Formalin produced a typical pattern of flinching and licking/lifting behaviors. Local peripheral ipsilateral, but not contralateral, pre-treatment with fluoxetine (0.3-3 nmol/paw) increased in a dose-dependent fashion 0.5% formalin-induced nociception. In contrast, intrathecal pretreatment with fluoxetine (0.3-3 nmol/rat) prevented nociception induced by formalin.
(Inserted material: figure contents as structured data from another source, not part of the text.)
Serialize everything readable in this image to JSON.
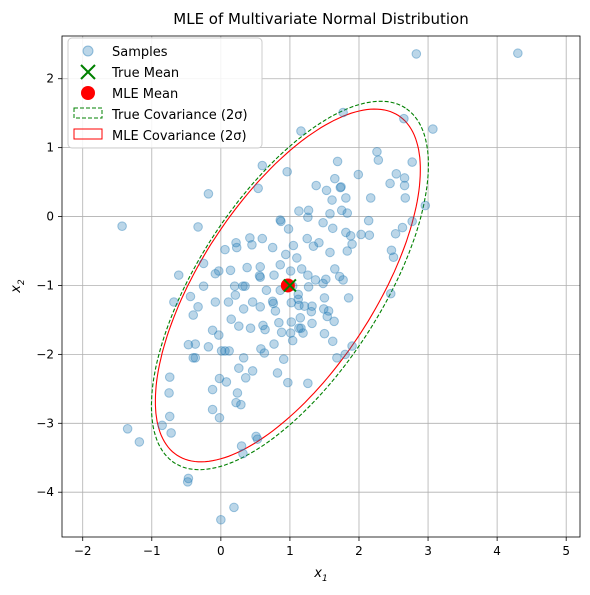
{
  "chart_data": {
    "type": "scatter",
    "title": "MLE of Multivariate Normal Distribution",
    "xlabel": "x",
    "xlabel_sub": "1",
    "ylabel": "x",
    "ylabel_sub": "2",
    "xlim": [
      -2.3,
      5.2
    ],
    "ylim": [
      -4.65,
      2.62
    ],
    "xticks": [
      -2,
      -1,
      0,
      1,
      2,
      3,
      4,
      5
    ],
    "yticks": [
      -4,
      -3,
      -2,
      -1,
      0,
      1,
      2
    ],
    "xtick_labels": [
      "−2",
      "−1",
      "0",
      "1",
      "2",
      "3",
      "4",
      "5"
    ],
    "ytick_labels": [
      "−4",
      "−3",
      "−2",
      "−1",
      "0",
      "1",
      "2"
    ],
    "grid": true,
    "legend_position": "top-left",
    "colors": {
      "samples": "#1f77b4",
      "true_mean": "#008000",
      "mle_mean": "#ff0000",
      "true_cov": "#008000",
      "mle_cov": "#ff0000"
    },
    "legend": [
      {
        "label": "Samples",
        "marker": "dot"
      },
      {
        "label": "True Mean",
        "marker": "x"
      },
      {
        "label": "MLE Mean",
        "marker": "bigdot"
      },
      {
        "label": "True Covariance (2σ)",
        "marker": "dashed-box"
      },
      {
        "label": "MLE Covariance (2σ)",
        "marker": "solid-box"
      }
    ],
    "true_mean": [
      1.0,
      -1.0
    ],
    "mle_mean": [
      0.97,
      -1.0
    ],
    "true_covariance_ellipse": {
      "center": [
        1.0,
        -1.0
      ],
      "semi_major": 3.07,
      "semi_minor": 1.32,
      "angle_deg": 57
    },
    "mle_covariance_ellipse": {
      "center": [
        0.97,
        -1.0
      ],
      "semi_major": 2.94,
      "semi_minor": 1.26,
      "angle_deg": 57
    },
    "samples": [
      [
        2.83,
        2.36
      ],
      [
        4.3,
        2.37
      ],
      [
        1.77,
        1.51
      ],
      [
        2.65,
        1.42
      ],
      [
        3.07,
        1.27
      ],
      [
        1.16,
        1.24
      ],
      [
        2.26,
        0.94
      ],
      [
        2.28,
        0.82
      ],
      [
        2.77,
        0.79
      ],
      [
        2.66,
        0.56
      ],
      [
        2.66,
        0.45
      ],
      [
        1.69,
        0.8
      ],
      [
        1.65,
        0.55
      ],
      [
        1.73,
        0.42
      ],
      [
        1.74,
        0.43
      ],
      [
        0.6,
        0.74
      ],
      [
        0.96,
        0.65
      ],
      [
        1.99,
        0.61
      ],
      [
        2.45,
        0.48
      ],
      [
        2.54,
        0.62
      ],
      [
        2.17,
        0.27
      ],
      [
        2.67,
        0.27
      ],
      [
        0.54,
        0.41
      ],
      [
        -0.18,
        0.33
      ],
      [
        1.38,
        0.45
      ],
      [
        1.53,
        0.38
      ],
      [
        1.61,
        0.24
      ],
      [
        1.81,
        0.27
      ],
      [
        2.96,
        0.16
      ],
      [
        1.83,
        0.05
      ],
      [
        1.13,
        0.08
      ],
      [
        1.27,
        0.09
      ],
      [
        1.75,
        0.09
      ],
      [
        1.58,
        0.04
      ],
      [
        2.14,
        -0.06
      ],
      [
        2.77,
        -0.07
      ],
      [
        -1.43,
        -0.14
      ],
      [
        -0.33,
        -0.15
      ],
      [
        0.86,
        -0.05
      ],
      [
        0.98,
        -0.18
      ],
      [
        1.26,
        -0.01
      ],
      [
        1.48,
        -0.09
      ],
      [
        1.62,
        -0.17
      ],
      [
        1.81,
        -0.23
      ],
      [
        1.88,
        -0.28
      ],
      [
        2.03,
        -0.26
      ],
      [
        2.15,
        -0.27
      ],
      [
        2.53,
        -0.25
      ],
      [
        2.63,
        -0.16
      ],
      [
        0.87,
        -0.07
      ],
      [
        0.42,
        -0.31
      ],
      [
        0.6,
        -0.32
      ],
      [
        0.75,
        -0.45
      ],
      [
        1.05,
        -0.42
      ],
      [
        1.25,
        -0.32
      ],
      [
        1.34,
        -0.43
      ],
      [
        1.42,
        -0.38
      ],
      [
        1.58,
        -0.52
      ],
      [
        1.83,
        -0.5
      ],
      [
        1.9,
        -0.4
      ],
      [
        2.47,
        -0.49
      ],
      [
        2.5,
        -0.59
      ],
      [
        0.22,
        -0.38
      ],
      [
        0.23,
        -0.45
      ],
      [
        0.06,
        -0.48
      ],
      [
        0.45,
        -0.41
      ],
      [
        0.94,
        -0.55
      ],
      [
        0.86,
        -0.7
      ],
      [
        1.1,
        -0.6
      ],
      [
        1.17,
        -0.76
      ],
      [
        1.26,
        -0.85
      ],
      [
        1.37,
        -0.92
      ],
      [
        1.52,
        -0.91
      ],
      [
        1.77,
        -0.92
      ],
      [
        1.65,
        -0.76
      ],
      [
        1.72,
        -0.87
      ],
      [
        -0.61,
        -0.85
      ],
      [
        -0.25,
        -0.68
      ],
      [
        0.14,
        -0.78
      ],
      [
        0.38,
        -0.74
      ],
      [
        0.57,
        -0.88
      ],
      [
        0.57,
        -0.73
      ],
      [
        0.77,
        -0.85
      ],
      [
        1.01,
        -0.79
      ],
      [
        1.04,
        -1.01
      ],
      [
        1.12,
        -1.13
      ],
      [
        1.27,
        -1.02
      ],
      [
        1.48,
        -0.97
      ],
      [
        1.5,
        -1.18
      ],
      [
        1.85,
        -1.18
      ],
      [
        2.46,
        -1.12
      ],
      [
        -0.08,
        -0.83
      ],
      [
        -0.03,
        -0.79
      ],
      [
        -0.25,
        -1.01
      ],
      [
        0.2,
        -1.01
      ],
      [
        0.32,
        -1.01
      ],
      [
        0.35,
        -1.01
      ],
      [
        0.56,
        -0.86
      ],
      [
        0.86,
        -1.07
      ],
      [
        0.66,
        -1.07
      ],
      [
        0.75,
        -1.23
      ],
      [
        1.02,
        -1.25
      ],
      [
        1.12,
        -1.2
      ],
      [
        1.13,
        -1.29
      ],
      [
        1.21,
        -1.3
      ],
      [
        1.32,
        -1.3
      ],
      [
        1.31,
        -1.38
      ],
      [
        1.49,
        -1.34
      ],
      [
        1.56,
        -1.37
      ],
      [
        1.54,
        -1.45
      ],
      [
        1.64,
        -1.52
      ],
      [
        -0.68,
        -1.24
      ],
      [
        -0.44,
        -1.16
      ],
      [
        -0.33,
        -1.31
      ],
      [
        -0.08,
        -1.24
      ],
      [
        0.11,
        -1.24
      ],
      [
        0.21,
        -1.14
      ],
      [
        0.33,
        -1.34
      ],
      [
        0.46,
        -1.24
      ],
      [
        0.57,
        -1.31
      ],
      [
        0.76,
        -1.26
      ],
      [
        0.79,
        -1.37
      ],
      [
        1.02,
        -1.53
      ],
      [
        1.13,
        -1.62
      ],
      [
        1.15,
        -1.47
      ],
      [
        1.32,
        -1.55
      ],
      [
        -0.4,
        -1.43
      ],
      [
        0.15,
        -1.49
      ],
      [
        0.26,
        -1.59
      ],
      [
        0.43,
        -1.62
      ],
      [
        0.61,
        -1.58
      ],
      [
        0.64,
        -1.64
      ],
      [
        0.84,
        -1.54
      ],
      [
        0.88,
        -1.68
      ],
      [
        1.01,
        -1.69
      ],
      [
        1.16,
        -1.62
      ],
      [
        1.04,
        -1.8
      ],
      [
        1.19,
        -1.69
      ],
      [
        1.5,
        -1.7
      ],
      [
        1.62,
        -1.81
      ],
      [
        1.68,
        -2.05
      ],
      [
        1.8,
        -2.0
      ],
      [
        -0.12,
        -1.65
      ],
      [
        -0.03,
        -1.72
      ],
      [
        -0.47,
        -1.86
      ],
      [
        -0.37,
        -1.85
      ],
      [
        -0.18,
        -1.89
      ],
      [
        0.01,
        -1.95
      ],
      [
        0.06,
        -1.95
      ],
      [
        0.12,
        -1.95
      ],
      [
        0.58,
        -1.92
      ],
      [
        0.63,
        -1.98
      ],
      [
        0.77,
        -1.85
      ],
      [
        -0.4,
        -2.05
      ],
      [
        -0.37,
        -2.05
      ],
      [
        0.33,
        -2.05
      ],
      [
        0.46,
        -2.24
      ],
      [
        0.91,
        -2.07
      ],
      [
        1.9,
        -1.88
      ],
      [
        0.26,
        -2.2
      ],
      [
        -0.02,
        -2.35
      ],
      [
        0.08,
        -2.4
      ],
      [
        0.82,
        -2.27
      ],
      [
        0.97,
        -2.41
      ],
      [
        1.26,
        -2.42
      ],
      [
        -0.12,
        -2.51
      ],
      [
        0.24,
        -2.56
      ],
      [
        0.36,
        -2.34
      ],
      [
        -0.74,
        -2.33
      ],
      [
        -0.75,
        -2.56
      ],
      [
        0.22,
        -2.7
      ],
      [
        0.29,
        -2.73
      ],
      [
        -0.12,
        -2.8
      ],
      [
        -0.02,
        -2.92
      ],
      [
        -0.74,
        -2.9
      ],
      [
        -0.72,
        -3.14
      ],
      [
        -0.85,
        -3.03
      ],
      [
        0.3,
        -3.33
      ],
      [
        0.32,
        -3.44
      ],
      [
        0.51,
        -3.19
      ],
      [
        0.53,
        -3.23
      ],
      [
        -1.35,
        -3.08
      ],
      [
        -1.18,
        -3.27
      ],
      [
        -0.47,
        -3.8
      ],
      [
        -0.48,
        -3.85
      ],
      [
        0.19,
        -4.22
      ],
      [
        0.0,
        -4.4
      ]
    ]
  }
}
The peripheral pronociceptive effect of fluoxetine was prevented by the 5-HT2A (ketanserin, 3-10 pmol/paw), 5-HT2B (3-(2-[4-(4-fluorobenzoyl)-1-piperidinyl]ethyl)-2,4(1H,3H)-quinazolinedione www.selleckchem.com/products/BEZ235.html (+) tartrate, RS-127445, 3-10 pmol/paw), 5-HT2C (8-[5-(2,4-dimethoxy-5-(4-trifluoromethylphenylsulphonamido)
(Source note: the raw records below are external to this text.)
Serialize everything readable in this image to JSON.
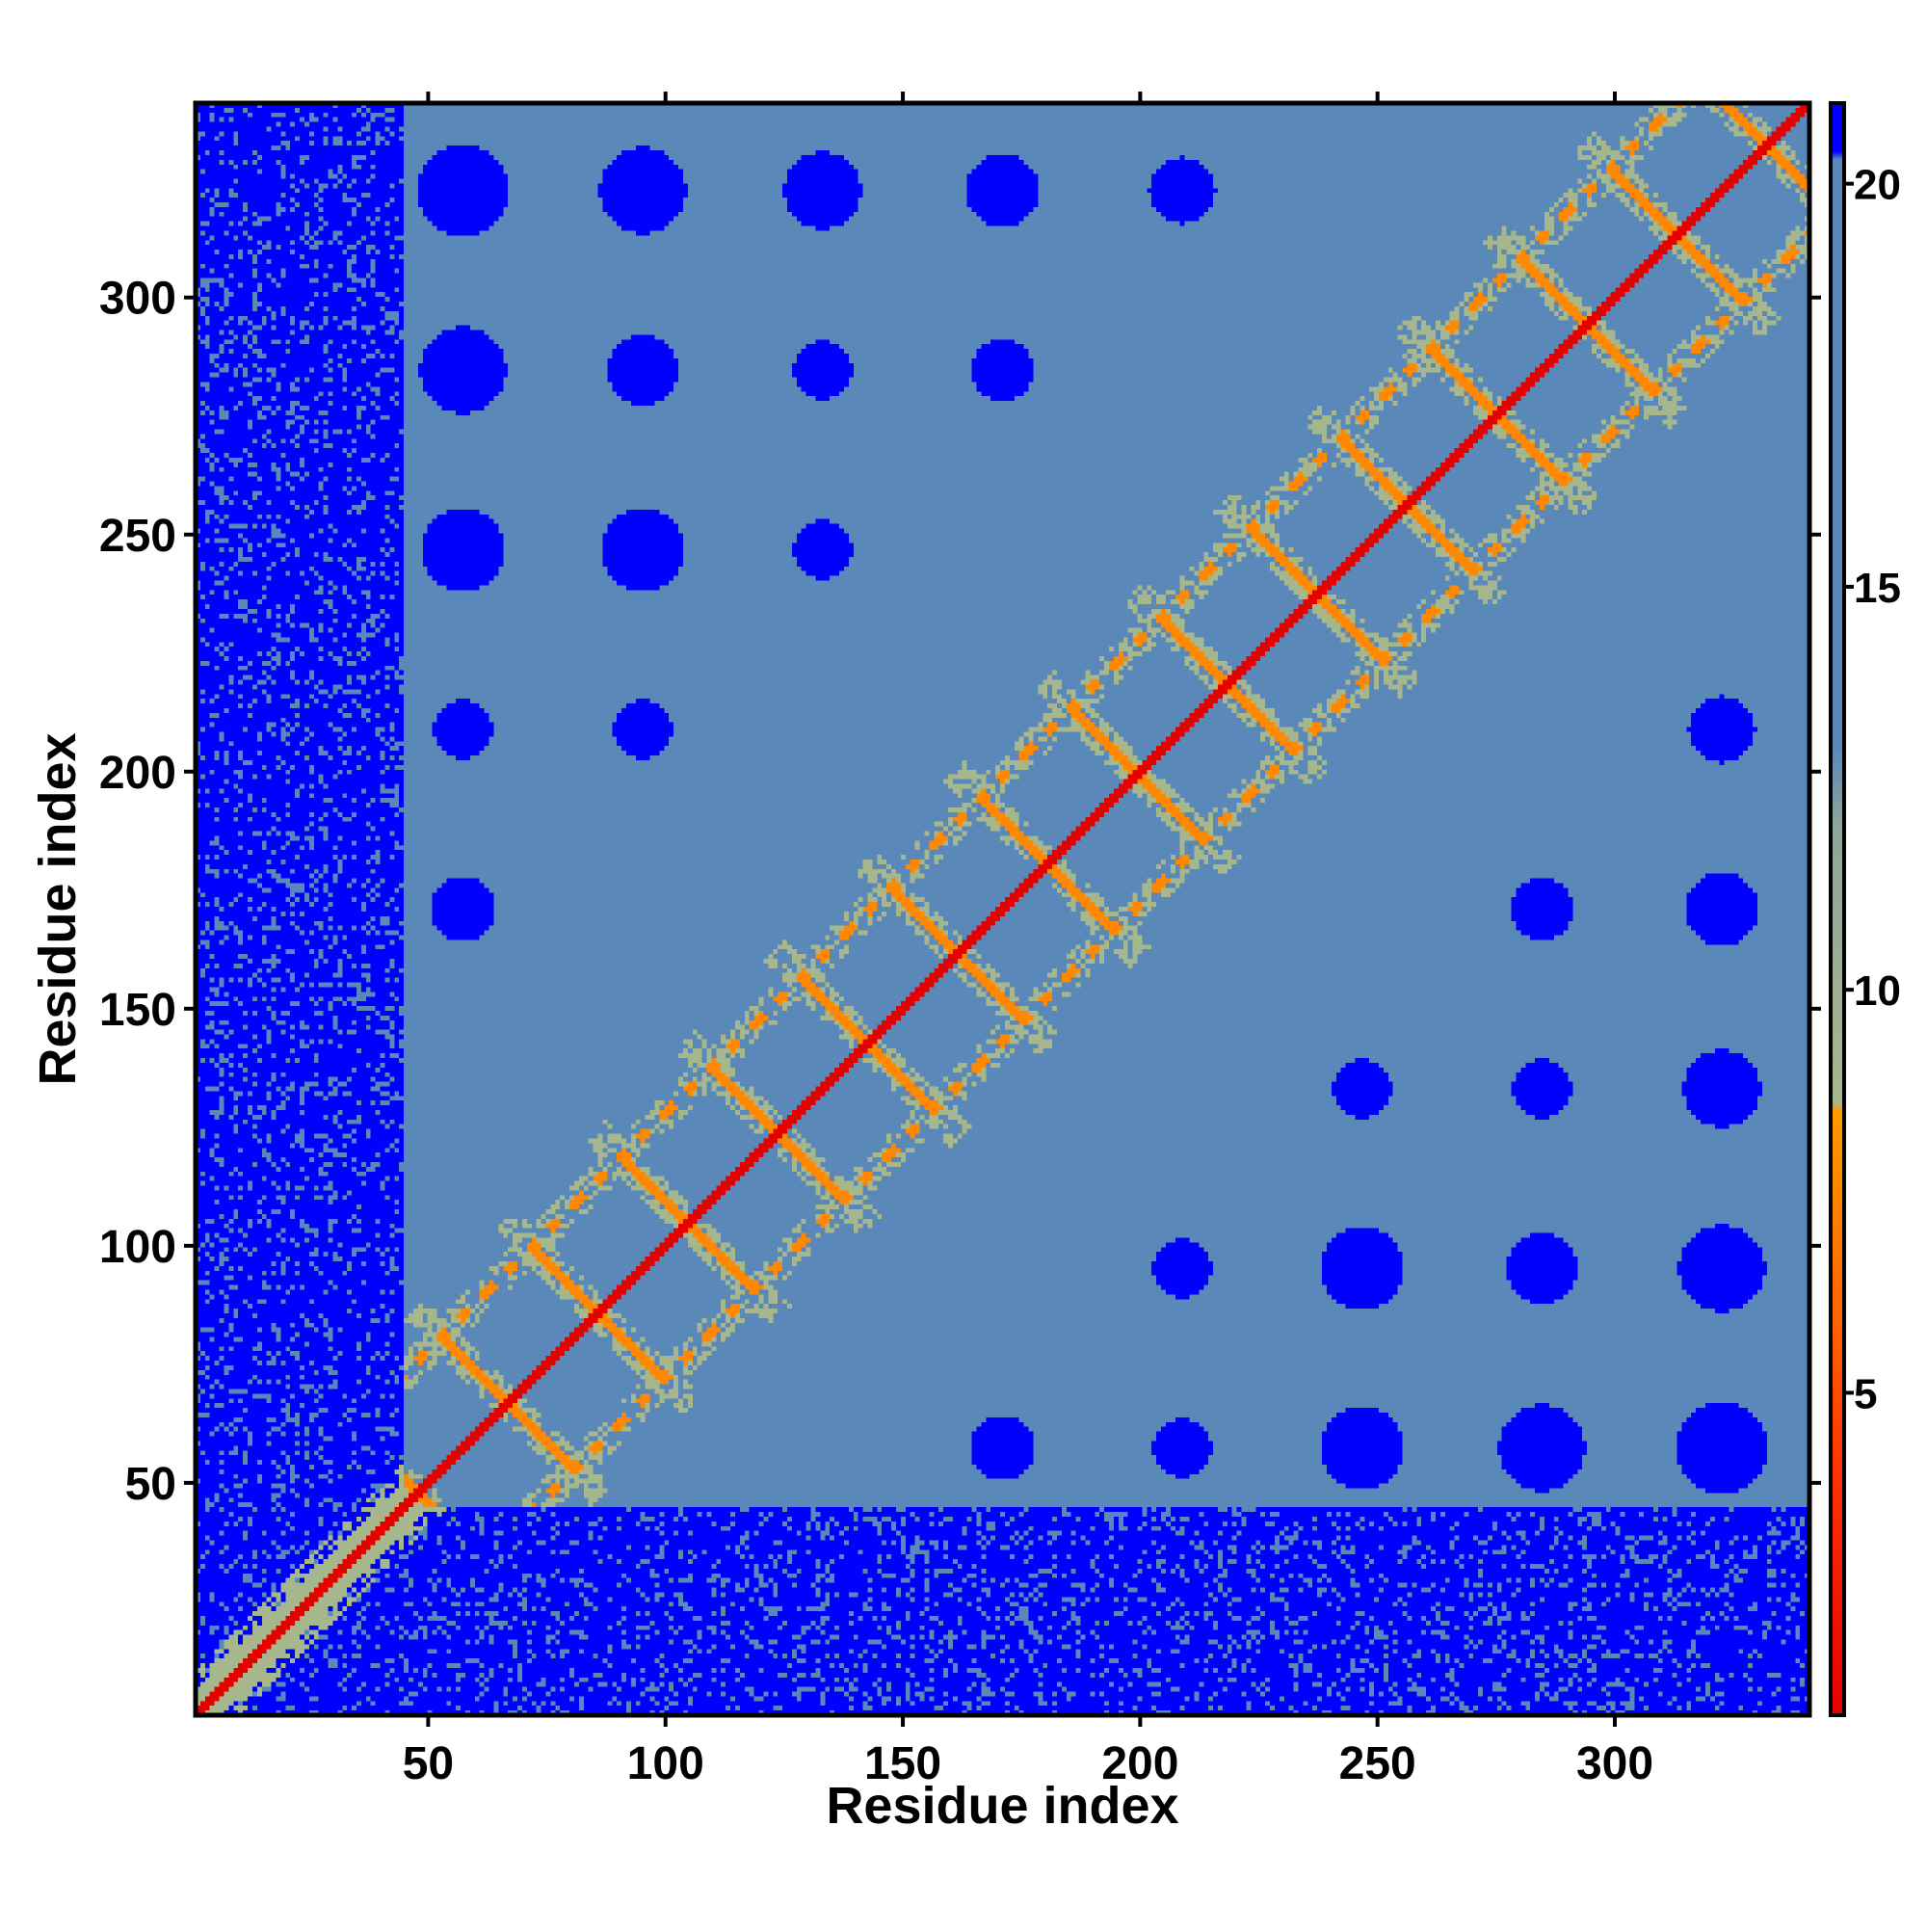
{
  "chart_data": {
    "type": "heatmap",
    "title": "",
    "xlabel": "Residue index",
    "ylabel": "Residue index",
    "xlim": [
      1,
      341
    ],
    "ylim": [
      1,
      341
    ],
    "xticks": [
      50,
      100,
      150,
      200,
      250,
      300
    ],
    "yticks": [
      50,
      100,
      150,
      200,
      250,
      300
    ],
    "matrix_description": "symmetric residue-residue distance map; red diagonal, orange/green repeating helix-contact X motifs near diagonal, steel-blue background with periodic blue blobs; residues 1-45 mostly blue (far)",
    "diagonal_period": 38,
    "n_residues": 341,
    "colorbar": {
      "min": 1,
      "max": 21,
      "ticks": [
        5,
        10,
        15,
        20
      ],
      "stops": [
        {
          "value": 1,
          "color": "#e60000"
        },
        {
          "value": 4,
          "color": "#ff3300"
        },
        {
          "value": 6,
          "color": "#ff6600"
        },
        {
          "value": 8.5,
          "color": "#ff9900"
        },
        {
          "value": 8.6,
          "color": "#a6b78d"
        },
        {
          "value": 12,
          "color": "#8fa69a"
        },
        {
          "value": 13,
          "color": "#5a88b8"
        },
        {
          "value": 20.3,
          "color": "#5a88b8"
        },
        {
          "value": 20.4,
          "color": "#0000ff"
        },
        {
          "value": 21,
          "color": "#0000ff"
        }
      ]
    },
    "colors": {
      "diagonal": "#e60000",
      "contact": "#ff8800",
      "mid": "#a6b78d",
      "background": "#5a88b8",
      "far": "#0000ff"
    }
  }
}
phenyl-5-oxopentyl]1,3,8-triazaspiro[4.5] decane-2,4-dione hydrochloride, RS-102221, 3-10 pmol/paw), 5-HT3 (ondansetron, 3-10 nmol/paw), 5-HT4 ([1-[2-methylsulphonylaminoethyl]-4-piperidinyl]methyl

1-methyl-1H-indole-3-carboxylate, GR-113808, 3-100 fmol/paw), 5-HT6 (4-iodo-N-[4-methoxy-3-(4-methyl-1-piperazinyl)phenyl]benzene-sulfonamide hydrochloride, SB-258585, 3-10 pmol/paw) and 5-HT7 ((R)-3-(2-(2-(4-methylpiperidin-1-yl) ethyl) pyrrolidine-1-sulfonyl) phenol hydrochloride, SB-269970, 0.3-1 nmol/paw), but not by the 5-HT1A (N-[2-[4-(2-methoxyphenyl)-1-piperazinyl]ethyl]-N-2-pyridinylcyclohexanecarboxamide maleate, WAY-100635, 0.3-1 nmol/paw), 5-HT1B/1D (N-[4-methoxy-3-(4-methyl-1-piperazinyl)phenyl]-2′-methyl-4′-(5-methyl-1,2,4-oxadiazol-3-yl)-1,1′-biphenyl-4-carboxamide www.selleckchem.com/products/loxo-101.html hydrochloride hydrate, GR-127935, 0.3-1 nmol/paw), 5-HT1B (1′-methyl-5-[[2'-methyl-4'-(5-methyl-1,2,4-oxadiazol-3-yl)biphenyl-4-yl]carbonyl]-2,3,6,7-tetrahydrospiro[furo[2,3-f]indole-3,4′-piperidine hydrochloride, SB-224289, 0.3-1 nmol/paw), 5-HT1D (4-(3-chlorophenyl)-alpha-(diphenylmethyl)-1-piperazineethanol

hydrochloride, BRL-15572, 0.3-1 nmol/paw) nor 5-HT5A ((N-[2-(dimethylamino)ethyl]-N-[[4'-[[(2-phenylethyl)amino]methyl] [1,1'-biphenyl]-4-yl]methyl]cyclopentanepropanamide dihydrochloride, SB-699551, 1-3 nmol/paw), receptor antagonists. In marked contrast, the spinal antinociceptive effect of fluoxetine was prevented by the 5-HT1A (WAY-100635, 0.3-1 nmol/rat), Adenosine triphosphate 5-HT1B/1D (DR-127935, 0.3-1 nmol/rat), 5-HT1B (SB-224289, 0.3-1 nmol/rat), 5-HT1D (BRL-15572, 0.3-1 nmol/rat) and 5-HT5A (SB-699551, 1-3 nmol/rat), but not by the 5-HT2A (ketanserin, 3-10 pmol/rat), 5-HT2B (RS-127445, 3-10 pmol/raf), 5-HT2C (RS-102221, 3-10 pmol/rat), 5-HT3 (ondansetron, 3-10 nmol/rat), 5-HT4 (GR-113808, 3-100 fmol/rat), 5-HT6 (SB-258585, 3-10 pmol/rat) nor 5-HT7 (SB-269970, 0.3-1 nmol/rat), receptor antagonists. These results suggest that fluoxetine produces nociception at the periphery by activating peripheral 5-HT2A/2B/2C/3/4/6/7 receptors. In addition, intrathecal fluoxetine produces antinociception by activation of spinal 5-HT1A/1B/1D/5A receptors. (C) 2013 IBRO. Published by Elsevier Ltd.